In an era of increasing law practice portability, what does it mean to be an effective litigator in New Jersey?

Accessibility from anywhere is a major asset of our firm. The attorneys are able to review files and work on cases from remote locations thanks to our elaborate computer system. The department can complete important work and utilize other tools at a moment’s notice, which has proven invaluable. The litigation department as a whole has an innate ability to adapt to the situation and circumstances required of any case. Simply put, we are available at all times no matter where we may be.

Is it true that clients now more than ever wish to avoid litigation, and if so, how do law firms manage the business of operating a litigation department in the new marketplace?

Each step of the litigation process is explained thoroughly to the clients. In doing so, the clients are able to make informed decisions based on the attorney’s recommendation. We do not necessarily agree with clients’ willingness to avoid litigation. We believe the client is looking for fairness, however, it is much more difficult today without litigation and the unwillingness of many defendants to settle or take responsibility early on, especially with insurance carriers involved.
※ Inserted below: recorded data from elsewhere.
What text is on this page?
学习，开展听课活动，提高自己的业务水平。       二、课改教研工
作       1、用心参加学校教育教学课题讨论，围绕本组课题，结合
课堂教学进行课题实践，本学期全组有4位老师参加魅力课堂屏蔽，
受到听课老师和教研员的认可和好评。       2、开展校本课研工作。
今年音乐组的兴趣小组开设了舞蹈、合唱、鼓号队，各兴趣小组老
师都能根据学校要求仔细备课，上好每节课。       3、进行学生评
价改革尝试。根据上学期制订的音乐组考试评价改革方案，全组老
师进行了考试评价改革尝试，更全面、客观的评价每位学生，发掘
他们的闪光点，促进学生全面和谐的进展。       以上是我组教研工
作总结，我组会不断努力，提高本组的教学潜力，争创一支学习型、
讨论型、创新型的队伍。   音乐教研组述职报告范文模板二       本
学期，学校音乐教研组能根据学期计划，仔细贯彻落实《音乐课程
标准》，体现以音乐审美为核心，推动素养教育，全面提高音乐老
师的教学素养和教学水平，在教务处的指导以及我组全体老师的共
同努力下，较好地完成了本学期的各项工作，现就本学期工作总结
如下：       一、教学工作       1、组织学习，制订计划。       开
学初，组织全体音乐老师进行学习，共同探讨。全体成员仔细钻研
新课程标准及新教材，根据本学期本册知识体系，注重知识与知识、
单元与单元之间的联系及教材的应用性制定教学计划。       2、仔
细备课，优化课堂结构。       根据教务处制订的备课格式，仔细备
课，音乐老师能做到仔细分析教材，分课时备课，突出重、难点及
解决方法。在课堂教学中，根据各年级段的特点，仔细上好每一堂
Litigators are extraordinarily busy people. What does the firm do to ensure that they remain engaged with pro bono work, their communities and their families?

The firm is very active in the local community as well as national issues. We actively participate in yearly cancer walks in New York and New Jersey, autism awareness week, and most recently “March for Our Lives” gun violence awareness walk in New York. We also schedule yearly sporting events where attorneys are able to attend and get away from the daily grind. Additionally, we have yearly family picnics and outings in attempt to merge families with the law. We are also involved heavily with local charities such as Wynona’s House for abused and battered children, and extensive pro bono work

Technology and other factors have changed work capabilities and habits. How do you offer flexibility while also effectively managing attorneys and others professionals?

The firm is a big proponent of having remote connectivity so employees can have access to files and correspondence without physically being in the office. We strive to keep up with the ever-changing times and support employees with daily family responsibilities.